En l'occurrence, les modalités d'accès au droit à bonification des périodes d'interruption de carrière n'est peut-être pas, comme l'estime le Conseil d'Etat, inégalitaire ; mais le système est en lui-même discriminant, puisque les bonifications ne sont accessibles aux administrés du système "universel" que pour autant qu'ils auront accompli leur vie professionnelle sous un régime de salarié ou de fonctionnaire. Il s'agit d'une discrimination indirecte, dans laquelle le statut d'emploi durant la vie professionnelle joue un rôle essentiel dans l'accès au droit à retraite.


Or les systèmes de pension discriminants - même lorsqu'ils respectent par ailleurs le principe d'égalité - font l'objet d'un contrôle juridictionnel, aussi bien d'ailleurs par les juridictions de droit national (contrôle du régime de départ anticipé des parents de trois enfants dans la fonction publique d'Etat : Conseil d'Etat, 27 mars 2015, Quintanel, n° 372.426 ; contrôle du régime de départ anticipé des techniciens de plateau de l'Opéra national de Paris : Cour de cassation, Chambre sociale, 30 septembre 2013, Syndicats SUD-Opéra et SNAC FSU Opéra, n° 12-14.752) que de droit communautaire, en particulier s'agissant des discriminations indirectes qui se forment dans la constitution du droit à pension (illégalité d'un régime de pension prévoyant le versement d'un complément de prestation de vieillesse réservé aux seules personnes de nationalité tchèque résidant sur le territoire de la République tchèque, excluant de facto les services effectués en territoire slovaque avant la partition des deux pays : CJUE, 22 juin 2011, Landtova, aff. C-399/09).

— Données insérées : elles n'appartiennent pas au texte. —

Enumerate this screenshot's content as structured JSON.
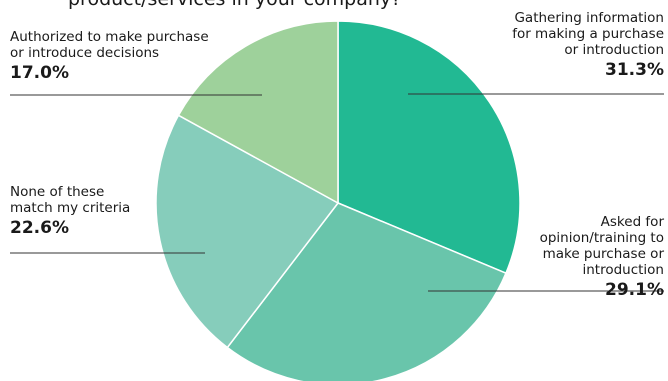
{
  "title": "product/services in your company?",
  "chart_data": {
    "type": "pie",
    "start_angle_deg": 0,
    "direction": "clockwise",
    "slices": [
      {
        "label": "Gathering information\nfor making a purchase\nor introduction",
        "value": 31.3,
        "value_label": "31.3%",
        "color": "#22b993"
      },
      {
        "label": "Asked for\nopinion/training to\nmake purchase or\nintroduction",
        "value": 29.1,
        "value_label": "29.1%",
        "color": "#69c5ab"
      },
      {
        "label": "None of these\nmatch my criteria",
        "value": 22.6,
        "value_label": "22.6%",
        "color": "#86cdbb"
      },
      {
        "label": "Authorized to make purchase\nor introduce decisions",
        "value": 17.0,
        "value_label": "17.0%",
        "color": "#9ed19b"
      }
    ]
  }
}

Il n'est toutefois pas certain que la politique sociale de l'Union européenne soit d'un grand secours pour les professions libérales, puisque le critère de discrimination indirecte ici en jeu - le statut juridique de l'activité professionnelle - n'est pas identifié dans la liste des critères prohibés par le droit communautaire. Gageons toutefois que la question sera soumise à l'examen de la CJUE, puisque les professions libérales n'ont désormais le choix qu'entre se battre et disparaître.